Increased susceptibility to immune destruction of B16BL6 tumor cells engineered to express a novel pro-Smac fusion protein.

Recent developments in immunology have provided new strategies to induce and augment the immune response to cancer. Nonetheless, objective clinical responses after vaccination are rare and even when high frequencies of tumor-specific T cells are achieved after adoptive immunotherapy, tumor cells continue to evade the immune response. We hypothesize that 1 mechanism of resistance of tumor cells to destruction by T cells is an elevated threshold for the induction of apoptosis. Inhibitor of apoptosis proteins (IAPs) are overexpressed in various tumors and have been associated with treatment failure and poor prognosis. As the mitochondrial peptide second mitochondria-derived activator of caspase (Smac) can antagonize IAPs, we designed a GFP-Smac fusion protein with a granzyme B (GrB) cleavage site. This fusion protein should be cleaved when tumor-specific cytolytic T cells recognize the tumor and, using the pore-forming protein perforin, insert GrB into the target.
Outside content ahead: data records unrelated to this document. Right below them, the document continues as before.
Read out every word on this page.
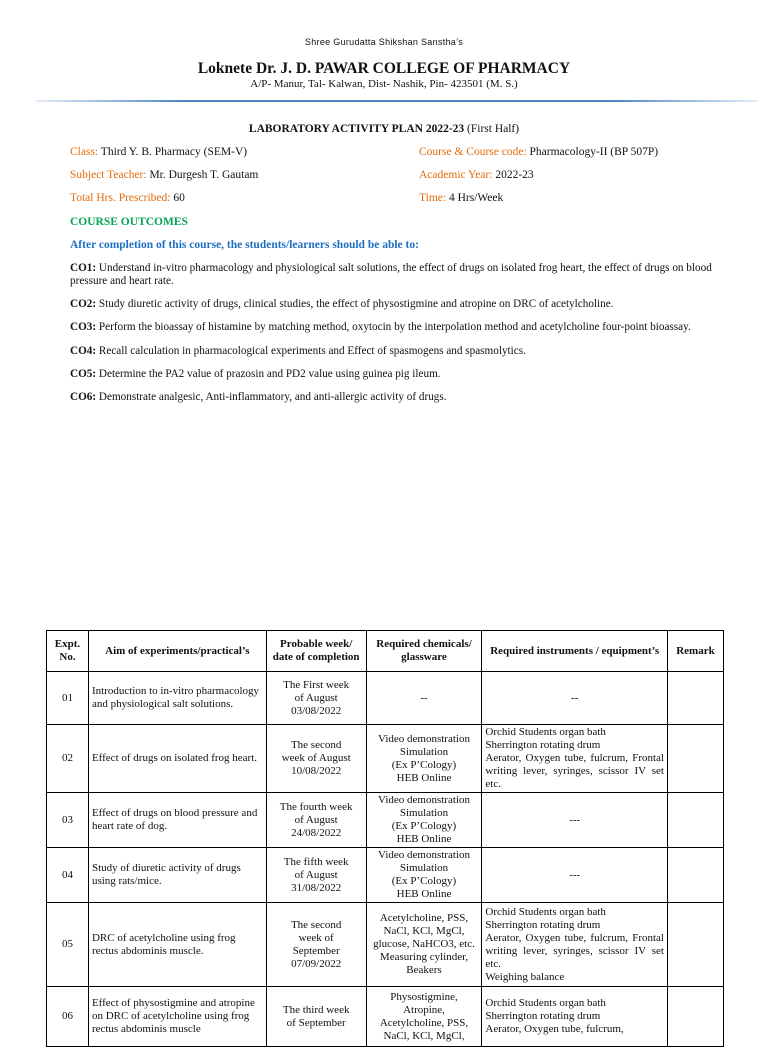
Shree Gurudatta Shikshan Sanstha’s
Loknete Dr. J. D. PAWAR COLLEGE OF PHARMACY
A/P- Manur, Tal- Kalwan, Dist- Nashik, Pin- 423501 (M. S.)
LABORATORY ACTIVITY PLAN 2022-23 (First Half)
Class: Third Y. B. Pharmacy (SEM-V)	Course & Course code: Pharmacology-II (BP 507P)
Subject Teacher: Mr. Durgesh T. Gautam	Academic Year: 2022-23
Total Hrs. Prescribed: 60	Time: 4 Hrs/Week
COURSE OUTCOMES
After completion of this course, the students/learners should be able to:
CO1: Understand in-vitro pharmacology and physiological salt solutions, the effect of drugs on isolated frog heart, the effect of drugs on blood pressure and heart rate.
CO2: Study diuretic activity of drugs, clinical studies, the effect of physostigmine and atropine on DRC of acetylcholine.
CO3: Perform the bioassay of histamine by matching method, oxytocin by the interpolation method and acetylcholine four-point bioassay.
CO4: Recall calculation in pharmacological experiments and Effect of spasmogens and spasmolytics.
CO5: Determine the PA2 value of prazosin and PD2 value using guinea pig ileum.
CO6: Demonstrate analgesic, Anti-inflammatory, and anti-allergic activity of drugs.
Expt. No.	Aim of experiments/practical’s	Probable week/ date of completion	Required chemicals/ glassware	Required instruments / equipment’s	Remark
01	Introduction to in-vitro pharmacology and physiological salt solutions.	The First week
of August
03/08/2022	--	--	

02	Effect of drugs on isolated frog heart.	The second
week of August
10/08/2022	Video demonstration
Simulation
(Ex P’Cology)
HEB Online	Orchid Students organ bath
Sherrington rotating drum
Aerator, Oxygen tube, fulcrum, Frontal writing lever, syringes, scissor IV set etc.	

03	Effect of drugs on blood pressure and heart rate of dog.	The fourth week
of August
24/08/2022	Video demonstration
Simulation
(Ex P’Cology)
HEB Online	---	

04	Study of diuretic activity of drugs using rats/mice.	The fifth week
of August
31/08/2022	Video demonstration
Simulation
(Ex P’Cology)
HEB Online	---	

05	DRC of acetylcholine using frog rectus abdominis muscle.	The second
week of
September
07/09/2022	Acetylcholine, PSS,
NaCl, KCl, MgCl,
glucose, NaHCO3, etc.
Measuring cylinder,
Beakers	Orchid Students organ bath
Sherrington rotating drum
Aerator, Oxygen tube, fulcrum, Frontal writing lever, syringes, scissor IV set etc.
Weighing balance	

06	Effect of physostigmine and atropine on DRC of acetylcholine using frog rectus abdominis muscle	The third week
of September	Physostigmine,
Atropine,
Acetylcholine, PSS,
NaCl, KCl, MgCl,	Orchid Students organ bath
Sherrington rotating drum
Aerator, Oxygen tube, fulcrum,	
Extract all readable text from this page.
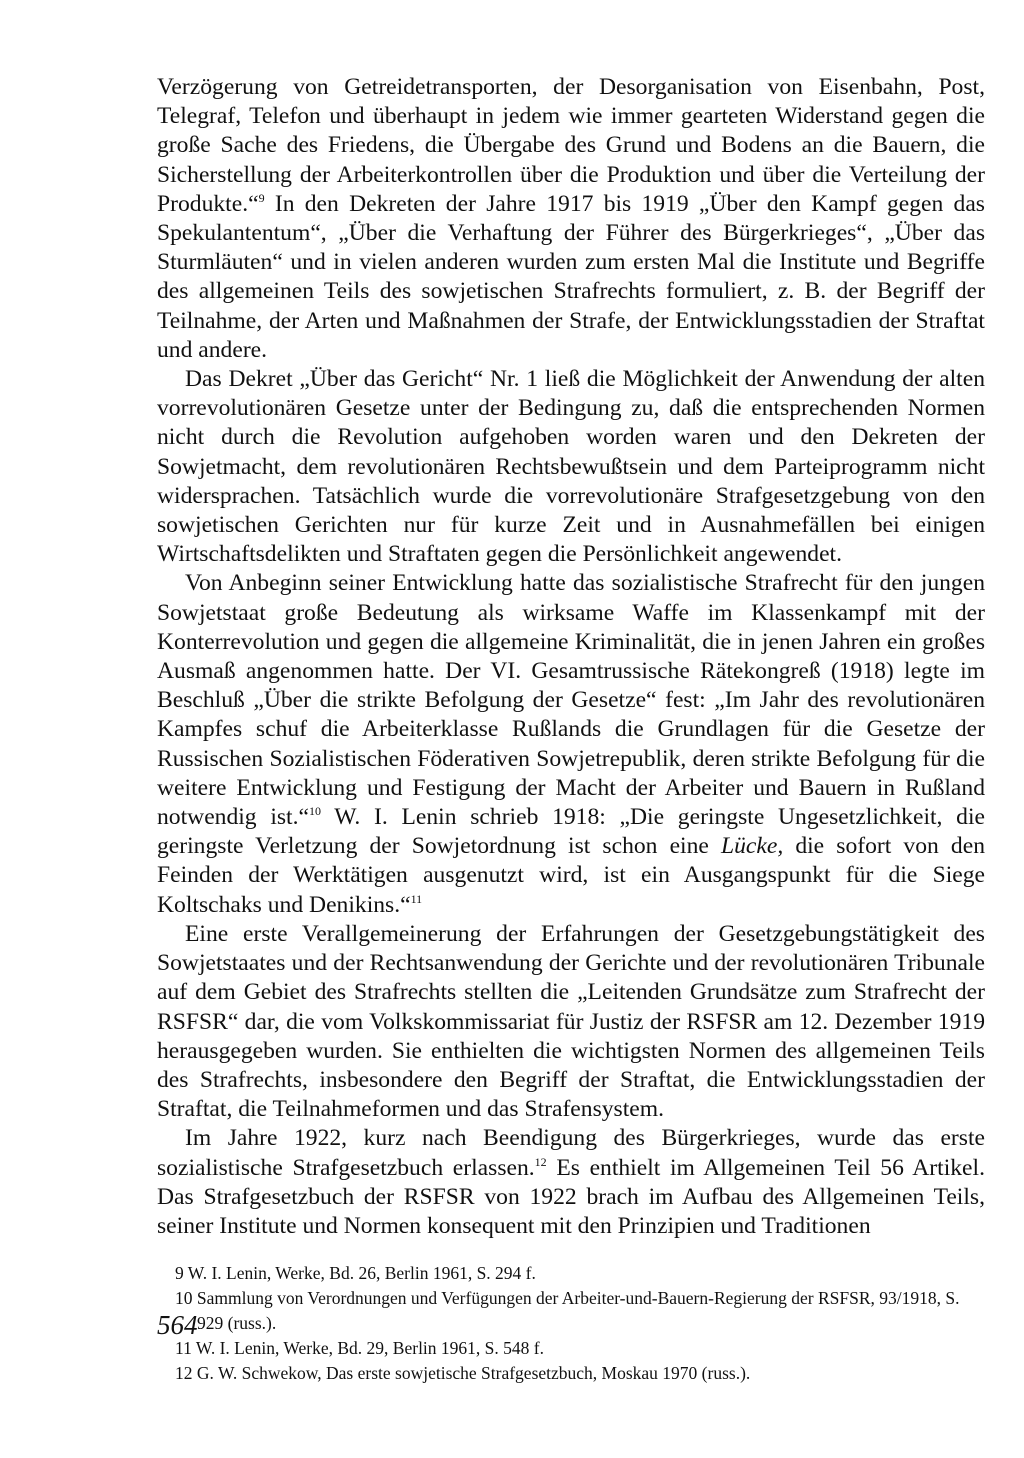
Verzögerung von Getreidetransporten, der Desorganisation von Eisenbahn, Post, Telegraf, Telefon und überhaupt in jedem wie immer gearteten Widerstand gegen die große Sache des Friedens, die Übergabe des Grund und Bodens an die Bauern, die Sicherstellung der Arbeiterkontrollen über die Produktion und über die Verteilung der Produkte.“$^9$ In den Dekreten der Jahre 1917 bis 1919 „Über den Kampf gegen das Spekulantentum“, „Über die Verhaftung der Führer des Bürgerkrieges“, „Über das Sturmläuten“ und in vielen anderen wurden zum ersten Mal die Institute und Begriffe des allgemeinen Teils des sowjetischen Strafrechts formuliert, z. B. der Begriff der Teilnahme, der Arten und Maßnahmen der Strafe, der Entwicklungsstadien der Straftat und andere.

Das Dekret „Über das Gericht“ Nr. 1 ließ die Möglichkeit der Anwendung der alten vorrevolutionären Gesetze unter der Bedingung zu, daß die entsprechenden Normen nicht durch die Revolution aufgehoben worden waren und den Dekreten der Sowjetmacht, dem revolutionären Rechtsbewußtsein und dem Parteiprogramm nicht widersprachen. Tatsächlich wurde die vorrevolutionäre Strafgesetzgebung von den sowjetischen Gerichten nur für kurze Zeit und in Ausnahmefällen bei einigen Wirtschaftsdelikten und Straftaten gegen die Persönlichkeit angewendet.

Von Anbeginn seiner Entwicklung hatte das sozialistische Strafrecht für den jungen Sowjetstaat große Bedeutung als wirksame Waffe im Klassenkampf mit der Konterrevolution und gegen die allgemeine Kriminalität, die in jenen Jahren ein großes Ausmaß angenommen hatte. Der VI. Gesamtrussische Rätekongreß (1918) legte im Beschluß „Über die strikte Befolgung der Gesetze“ fest: „Im Jahr des revolutionären Kampfes schuf die Arbeiterklasse Rußlands die Grundlagen für die Gesetze der Russischen Sozialistischen Föderativen Sowjetrepublik, deren strikte Befolgung für die weitere Entwicklung und Festigung der Macht der Arbeiter und Bauern in Rußland notwendig ist.“$^{10}$ W. I. Lenin schrieb 1918: „Die geringste Ungesetzlichkeit, die geringste Verletzung der Sowjetordnung ist schon eine Lücke, die sofort von den Feinden der Werktätigen ausgenutzt wird, ist ein Ausgangspunkt für die Siege Koltschaks und Denikins.“$^{11}$

Eine erste Verallgemeinerung der Erfahrungen der Gesetzgebungstätigkeit des Sowjetstaates und der Rechtsanwendung der Gerichte und der revolutionären Tribunale auf dem Gebiet des Strafrechts stellten die „Leitenden Grundsätze zum Strafrecht der RSFSR“ dar, die vom Volkskommissariat für Justiz der RSFSR am 12. Dezember 1919 herausgegeben wurden. Sie enthielten die wichtigsten Normen des allgemeinen Teils des Strafrechts, insbesondere den Begriff der Straftat, die Entwicklungsstadien der Straftat, die Teilnahmeformen und das Strafensystem.

Im Jahre 1922, kurz nach Beendigung des Bürgerkrieges, wurde das erste sozialistische Strafgesetzbuch erlassen.$^{12}$ Es enthielt im Allgemeinen Teil 56 Artikel. Das Strafgesetzbuch der RSFSR von 1922 brach im Aufbau des Allgemeinen Teils, seiner Institute und Normen konsequent mit den Prinzipien und Traditionen

9 W. I. Lenin, Werke, Bd. 26, Berlin 1961, S. 294 f.

10 Sammlung von Verordnungen und Verfügungen der Arbeiter-und-Bauern-Regierung der RSFSR, 93/1918, S. 929 (russ.).

11 W. I. Lenin, Werke, Bd. 29, Berlin 1961, S. 548 f.

12 G. W. Schwekow, Das erste sowjetische Strafgesetzbuch, Moskau 1970 (russ.).

564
Here we report that transfer of a construct encoding a novel eGFP-Smac fusion protein (pro-Smac) containing a specific cleavage site for GrB, into the poorly immunogenic mouse melanoma cell line, B16BL6-D5 (D5), sensitizes tumor cells for killing by tumor-specific wild type, but not perforin-deficient (perforin-knockout), effector T cells in vitro and in vivo. These results describe the first example of a tumor-specific, T-cell-mediated approach to amplify the GrB-mediated cytotoxicity pathway with a pro-Smac fusion protein and provide an innovative approach to overcome IAPs and improve the efficacy of immunotherapy.